White House launches Genesis Mission to accelerate Artificial Intelligence-enabled scientific discovery

The White House issued an executive order on November 24, 2025 establishing the Genesis Mission, a Department of Energy-led initiative to build an American Science and Security Platform to accelerate Artificial Intelligence-enabled scientific discovery and automated manufacturing. The order sets binding near-term deadlines for DOE to identify priority challenges, inventory computing resources, and integrate datasets and model assets.

The White House issued an executive order on November 24, 2025 launching the “Genesis Mission,” a US Department of Energy-led national initiative to accelerate scientific discovery using advanced Artificial Intelligence. The Mission aims to unify high-performance computing, secure cloud-based Artificial Intelligence environments, and federal scientific datasets into an American Science and Security Platform that will underpin scientific foundation models, Artificial Intelligence agents, and automated research and manufacturing systems across priority technology domains. The assistant to the president for science and technology will provide overall leadership and coordinate across federal agencies through the National Science and Technology Council.

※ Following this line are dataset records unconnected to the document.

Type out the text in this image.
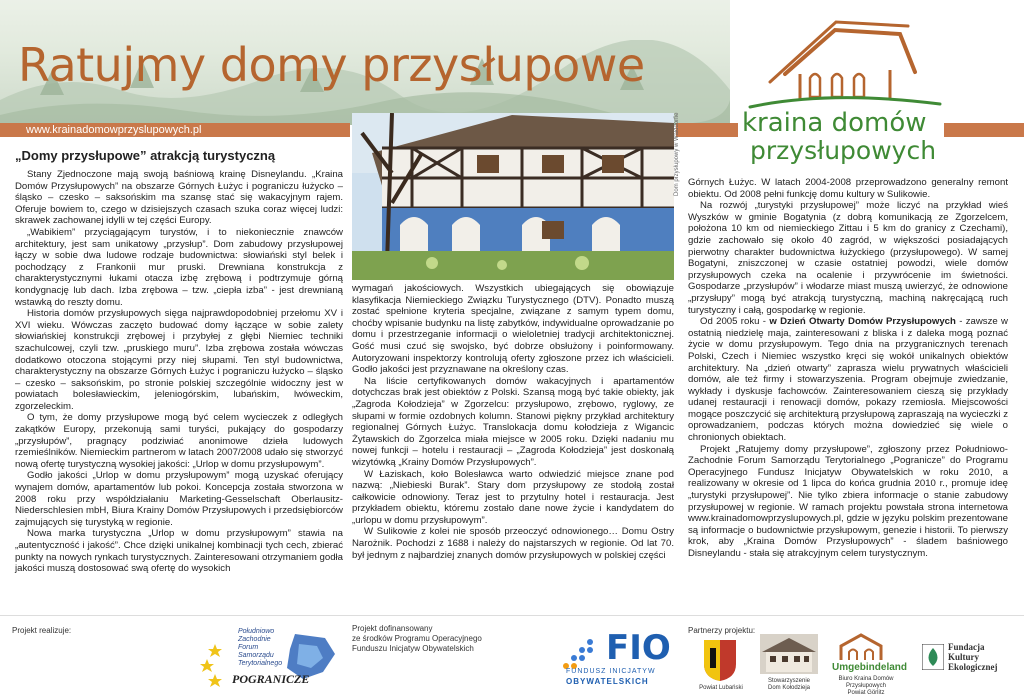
Ratujmy domy przysłupowe
www.krainadomowprzyslupowych.pl	kraina domów
przysłupowych
Dom przysłupowy w Walddorfie

„Domy przysłupowe” atrakcją turystyczną

Stany Zjednoczone mają swoją baśniową krainę Disneylandu. „Kraina Domów Przysłupowych” na obszarze Górnych Łużyc i pograniczu łużycko – śląsko – czesko – saksońskim ma szansę stać się wakacyjnym rajem. Oferuje bowiem to, czego w dzisiejszych czasach szuka coraz więcej ludzi: skrawek zachowanej idylli w tej części Europy.

„Wabikiem” przyciągającym turystów, i to niekoniecznie znawców architektury, jest sam unikatowy „przysłup”. Dom zabudowy przysłupowej łączy w sobie dwa ludowe rodzaje budownictwa: słowiański styl belek i pochodzący z Frankonii mur pruski. Drewniana konstrukcja z charakterystycznymi łukami otacza izbę zrębową i podtrzymuje górną kondygnację lub dach. Izba zrębowa – tzw. „ciepła izba” - jest drewnianą wstawką do reszty domu.

Historia domów przysłupowych sięga najprawdopodobniej przełomu XV i XVI wieku. Wówczas zaczęto budować domy łączące w sobie zalety słowiańskiej konstrukcji zrębowej i przybyłej z głębi Niemiec techniki szachulcowej, czyli tzw. „pruskiego muru”. Izba zrębowa została wówczas dodatkowo otoczona stojącymi przy niej słupami. Ten styl budownictwa, charakterystyczny na obszarze Górnych Łużyc i pograniczu łużycko – śląsko – czesko – saksońskim, po stronie polskiej szczególnie widoczny jest w powiatach bolesławieckim, jeleniogórskim, lubańskim, lwóweckim, zgorzeleckim.

O tym, że domy przysłupowe mogą być celem wycieczek z odległych zakątków Europy, przekonują sami turyści, pukający do gospodarzy „przysłupów”, pragnący podziwiać anonimowe dzieła ludowych rzemieślników. Niemieckim partnerom w latach 2007/2008 udało się stworzyć nową ofertę turystyczną wysokiej jakości: „Urlop w domu przysłupowym”.

Godło jakości „Urlop w domu przysłupowym” mogą uzyskać oferujący wynajem domów, apartamentów lub pokoi. Koncepcja została stworzona w 2008 roku przy współdziałaniu Marketing-Gesselschaft Oberlausitz-Niederschlesien mbH, Biura Krainy Domów Przysłupowych i przedsiębiorców zajmujących się turystyką w regionie.

Nowa marka turystyczna „Urlop w domu przysłupowym” stawia na „autentyczność i jakość”. Chce dzięki unikalnej kombinacji tych cech, zbierać punkty na nowych rynkach turystycznych. Zainteresowani otrzymaniem godła jakości muszą dostosować swą ofertę do wysokich

wymagań jakościowych. Wszystkich ubiegających się obowiązuje klasyfikacja Niemieckiego Związku Turystycznego (DTV). Ponadto muszą zostać spełnione kryteria specjalne, związane z samym typem domu, choćby wpisanie budynku na listę zabytków, indywidualne oprowadzanie po domu i przestrzeganie informacji o wieloletniej tradycji architektonicznej. Gość musi czuć się swojsko, być dobrze obsłużony i poinformowany. Autoryzowani inspektorzy kontrolują oferty zgłoszone przez ich właścicieli. Godło jakości jest przyznawane na określony czas.

Na liście certyfikowanych domów wakacyjnych i apartamentów dotychczas brak jest obiektów z Polski. Szansą mogą być takie obiekty, jak „Zagroda Kołodzieja” w Zgorzelcu: przysłupowo, zrębowo, ryglowy, ze słupami w formie ozdobnych kolumn. Stanowi piękny przykład architektury regionalnej Górnych Łużyc. Translokacja domu kołodzieja z Wigancic Żytawskich do Zgorzelca miała miejsce w 2005 roku. Dzięki nadaniu mu nowej funkcji – hotelu i restauracji – „Zagroda Kołodzieja” jest doskonałą wizytówką „Krainy Domów Przysłupowych”.

W Łaziskach, koło Bolesławca warto odwiedzić miejsce znane pod nazwą: „Niebieski Burak”. Stary dom przysłupowy ze stodołą został całkowicie odnowiony. Teraz jest to przytulny hotel i restauracja. Jest przykładem obiektu, któremu zostało dane nowe życie i kandydatem do „urlopu w domu przysłupowym”.

W Sulikowie z kolei nie sposób przeoczyć odnowionego… Domu Ostry Narożnik. Pochodzi z 1688 i należy do najstarszych w regionie. Od lat 70. był jednym z najbardziej znanych domów przysłupowych w polskiej części

Górnych Łużyc. W latach 2004-2008 przeprowadzono generalny remont obiektu. Od 2008 pełni funkcję domu kultury w Sulikowie.

Na rozwój „turystyki przysłupowej” może liczyć na przykład wieś Wyszków w gminie Bogatynia (z dobrą komunikacją ze Zgorzelcem, położona 10 km od niemieckiego Zittau i 5 km do granicy z Czechami), gdzie zachowało się około 40 zagród, w większości posiadających pierwotny charakter budownictwa łużyckiego (przysłupowego). W samej Bogatyni, zniszczonej w czasie ostatniej powodzi, wiele domów przysłupowych czeka na ocalenie i przywrócenie im świetności. Gospodarze „przysłupów” i włodarze miast muszą uwierzyć, że odnowione „przysłupy” mogą być atrakcją turystyczną, machiną nakręcającą ruch turystyczny i całą, gospodarkę w regionie.

Od 2005 roku - w Dzień Otwarty Domów Przysłupowych - zawsze w ostatnią niedzielę maja, zainteresowani z bliska i z daleka mogą poznać życie w domu przysłupowym. Tego dnia na przygranicznych terenach Polski, Czech i Niemiec wszystko kręci się wokół unikalnych obiektów architektury. Na „dzień otwarty” zaprasza wielu prywatnych właścicieli domów, ale też firmy i stowarzyszenia. Program obejmuje zwiedzanie, wykłady i dyskusje fachowców. Zainteresowaniem cieszą się przykłady udanej restauracji i renowacji domów, pokazy rzemiosła. Miejscowości mogące poszczycić się architekturą przysłupową zapraszają na wycieczki z oprowadzaniem, podczas których można dowiedzieć się wiele o chronionych obiektach.

Projekt „Ratujemy domy przysłupowe”, zgłoszony przez Południowo-Zachodnie Forum Samorządu Terytorialnego „Pogranicze” do Programu Operacyjnego Fundusz Inicjatyw Obywatelskich w roku 2010, a realizowany w okresie od 1 lipca do końca grudnia 2010 r., promuje ideę „turystyki przysłupowej”. Nie tylko zbiera informacje o stanie zabudowy przysłupowej w regionie. W ramach projektu powstała strona internetowa www.krainadomowprzyslupowych.pl, gdzie w języku polskim prezentowane są informacje o budownictwie przysłupowym, genezie i historii. To pierwszy krok, aby „Kraina Domów Przysłupowych” - śladem baśniowego Disneylandu - stała się atrakcyjnym celem turystycznym.

Projekt realizuje:	Południowo
Zachodnie
Forum
Samorządu
Terytorialnego
POGRANICZE
Projekt dofinansowany
ze środków Programu Operacyjnego
Funduszu Inicjatyw Obywatelskich	FIO
FUNDUSZ INICJATYW
OBYWATELSKICH
Partnerzy projektu:
Powiat Lubański
Stowarzyszenie
Dom Kołodzieja
Umgebindeland
Biuro Kraina Domów Przysłupowych
Powiat Görlitz
Fundacja
Kultury
Ekologicznej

The executive order establishes a set of binding implementation milestones to drive near-term activity. Within 60 days: DOE must identify at least 20 national science and technology challenges with high potential for Artificial Intelligence-enabled breakthroughs, including nuclear fission and fusion energy, biotechnology, advanced manufacturing, critical materials, semiconductors, and quantum information science. Within 90 days: DOE must inventory all available federal and partner computing, storage, and networking resources suitable for the Mission, including DOE supercomputers and secure commercial cloud environments, and identify needed infrastructure upgrades or partnerships. Within 120 days: DOE must identify initial datasets and model assets to be integrated into the Platform and develop a plan for incorporating additional datasets from agencies, federally funded research, academia, and approved private partners, subject to classification, privacy, export-control, and IP requirements. Within 240 days: DOE must assess national laboratory capabilities related to robotic laboratories, autonomous experimentation, and Artificial Intelligence-directed manufacturing. Within 270 days: DOE must seek to demonstrate an initial operating capability of the Platform for at least one identified national science or technology challenge. Within 1 year and annually thereafter: DOE must report to the US president on the Platform’s operational status, scientific achievements, public-private partnerships, and any authorities or resources needed to achieve Mission objectives.

The order signals clear priorities for Artificial Intelligence developers, cloud service providers, semiconductor and hardware companies, and data-center operators by calling for integration of DOE supercomputers with secure cloud-based computing environments and by promoting high-density Artificial Intelligence training and advanced networking hardware. Research institutions and consortia will face new data controls for sensitive categories and potential effects on grant eligibility and collaboration frameworks. Vendors of identity and access management, dataset-level security, supply chain assurance, and cloud security tooling may see increased demand as the Mission emphasizes verifiable compliance with federal cyber baselines. DOE is directed to create standardized collaboration arrangements, including cooperative research and development agreements, data-use and model-sharing agreements, and clear intellectual property and commercialization policies. In-house counsel should evaluate data use agreements, Federal Acquisition Regulation obligations, cybersecurity clauses, export control restrictions, foreign national access limits, indemnities and liability for model sharing, and evolving certification or audit requirements as DOE develops governance frameworks. The Genesis Mission could materially expand demand for high-performance Artificial Intelligence and reshape secure large-model training depending on appropriations, interagency alignment, and DOE’s detailed frameworks.